Опять молчание, на этот раз совсем уж неодобрительное.
Камилла улыбнулась, но словно бы и не мне – очаровательная, равнодушная улыбка в пространство, как будто я был официантом или продавцом. Чарльз тоже улыбнулся – вежливо, слегка вскинув брови. Это легкое движение бровей могло быть непроизвольным, могло, по правде говоря, означать все что угодно, но я увидел в нем только одно: «Надеюсь, это все?»
Я что-то промямлил, собираясь повернуться и уйти, но в этот момент Банни, сидевший лицом к входу, резким движением ухватил меня за запястье:
– Постой.
Я оторопело поднял глаза. От дверей библиотеки к нам направлялся Генри – темный костюм, зонт, все как обычно. Подойдя к столу, он сделал вид, что не замечает меня.
– Привет, – обратился он к остальным. – Вы закончили?
Банни кивнул в мою сторону.
– Слушай, Генри, мы тут кое-кого хотели с тобой познакомить.
Генри мельком взглянул на меня. Выражение его лица нисколько не изменилось, он только на секунду зажмурился, словно появление в его поле зрения человека вроде меня было чем-то немыслимым.
– Да-да, – продолжил Банни. – Этого молодого человека зовут Ричард… Ричард – как там?
– Пэйпен.
– Ну да, Ричард Пэйпен. Изучает греческий.
Чуть приподняв подбородок, Генри смерил меня взглядом:
– Очевидно, не здесь.
– Не здесь, – подтвердил я, стараясь смотреть ему в лицо, но его взгляд был таким откровенно уничижительным, что мне пришлось отвести глаза.
– А, Генри, взгляни-ка вот на это, – спохватился Чарльз, вновь погрузившись в ворох своих бумаг. – Мы хотели поставить здесь дательный или винительный, но он посоветовал нам местный.
Генри склонился над его плечом, изучая страницу.
– Хм, архаичный локатив, – сказал он. – Весьма в духе Гомера. Конечно, грамматически это верно, но, возможно, несколько выпадает из контекста.
Он выпрямился и повернулся ко мне. Свет падал под таким углом, что за стеклами очков мне было совсем не видно его глаз.
– Очень интересно. Ты специализируешься на Гомере?
Я хотел было ответить «да», но почувствовал, что он будет только рад уличить меня во лжи, а главное, сможет сделать это без особого труда.
– Мне нравится Гомер, – только и выдавил я из себя.
Это замечание было встречено холодным презрением.
– Я обожаю Гомера, – сухо произнес Генри. – Разумеется, мы изучаем несколько более поздние вещи: Платона, трагиков и так далее.

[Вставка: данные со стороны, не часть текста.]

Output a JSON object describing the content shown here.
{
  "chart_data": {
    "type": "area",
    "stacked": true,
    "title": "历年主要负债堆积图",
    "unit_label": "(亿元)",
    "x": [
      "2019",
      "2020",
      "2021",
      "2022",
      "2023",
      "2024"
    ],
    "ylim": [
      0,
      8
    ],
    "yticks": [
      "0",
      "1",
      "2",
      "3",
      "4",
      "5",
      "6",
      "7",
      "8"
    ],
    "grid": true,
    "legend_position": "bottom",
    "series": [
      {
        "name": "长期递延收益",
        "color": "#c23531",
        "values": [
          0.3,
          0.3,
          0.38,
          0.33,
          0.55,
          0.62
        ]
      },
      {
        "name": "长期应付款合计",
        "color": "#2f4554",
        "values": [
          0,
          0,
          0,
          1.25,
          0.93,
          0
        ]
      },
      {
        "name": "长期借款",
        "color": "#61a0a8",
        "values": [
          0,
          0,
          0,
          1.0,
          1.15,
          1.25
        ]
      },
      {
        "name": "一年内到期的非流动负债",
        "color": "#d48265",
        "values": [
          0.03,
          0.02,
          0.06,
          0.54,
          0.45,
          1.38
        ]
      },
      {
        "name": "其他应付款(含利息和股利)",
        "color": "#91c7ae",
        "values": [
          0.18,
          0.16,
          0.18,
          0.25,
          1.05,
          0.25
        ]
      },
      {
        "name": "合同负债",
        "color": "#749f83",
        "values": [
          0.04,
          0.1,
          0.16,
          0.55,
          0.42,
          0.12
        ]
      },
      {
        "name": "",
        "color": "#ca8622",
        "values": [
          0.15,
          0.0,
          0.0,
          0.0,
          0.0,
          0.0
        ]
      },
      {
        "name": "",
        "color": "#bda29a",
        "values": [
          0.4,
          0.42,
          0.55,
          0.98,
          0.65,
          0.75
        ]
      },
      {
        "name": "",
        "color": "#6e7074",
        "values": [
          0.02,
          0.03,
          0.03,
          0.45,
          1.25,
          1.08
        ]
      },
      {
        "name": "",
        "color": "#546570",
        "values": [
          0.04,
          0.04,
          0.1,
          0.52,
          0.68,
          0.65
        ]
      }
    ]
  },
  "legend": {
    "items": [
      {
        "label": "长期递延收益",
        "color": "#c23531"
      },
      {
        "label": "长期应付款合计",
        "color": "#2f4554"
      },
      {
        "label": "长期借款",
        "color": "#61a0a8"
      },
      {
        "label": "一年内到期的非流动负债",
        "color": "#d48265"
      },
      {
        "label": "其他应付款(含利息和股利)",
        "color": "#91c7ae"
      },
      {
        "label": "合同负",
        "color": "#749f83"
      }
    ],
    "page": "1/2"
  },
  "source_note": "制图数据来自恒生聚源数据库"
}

Пока я лихорадочно соображал, что бы мне ответить, Генри уже отвернулся, утратив ко мне всякий интерес.
– Нам пора идти, – сказал он.
Чарльз собрал бумаги и поднялся из-за стола: встала и Камилла и на этот раз тоже подала мне руку. Когда они стояли вот так, бок о бок, их сходство было особенно разительным. Проявлялось оно, впрочем, не столько в чертах лица, сколько в мимике и манере держаться. Между ними словно бы существовала тайная связь, по каналам которой передавались жесты и движения – стоило одному из них моргнуть, и через пару секунд, как беззвучное эхо, падали и взлетали ресницы другого. Их умные, спокойные глаза были одного и того же оттенка серого. Мне подумалось, что она очень красива – тревожной, почти средневековой красотой, уловить которую не смог бы глаз случайного наблюдателя.
Банни с шумом отодвинул стул и хлопнул меня по спине:
– Ладно, милейший, надо будет нам как-нибудь еще встретиться и поболтать о греческом, да?
– До свидания, – кивнул Генри.
– До свидания, – отозвался я.
Все пятеро не торопясь двинулись к выходу, а мне оставалось лишь стоять и смотреть, как они широкой фалангой покидают библиотеку.
Когда пару минут спустя я зашел в офис доктора Роланда, чтобы оставить ксерокопии, то спросил его, не мог бы он выдать мне аванс.
Он медленно откинулся на спинку кресла и навел на меня окуляры слезящихся, с покрасневшими веками глаз.
– Э-э, видишь ли, – сказал он, – в течение последних десяти лет я взял себе за правило этого не делать. И позволь, я объясню тебе почему.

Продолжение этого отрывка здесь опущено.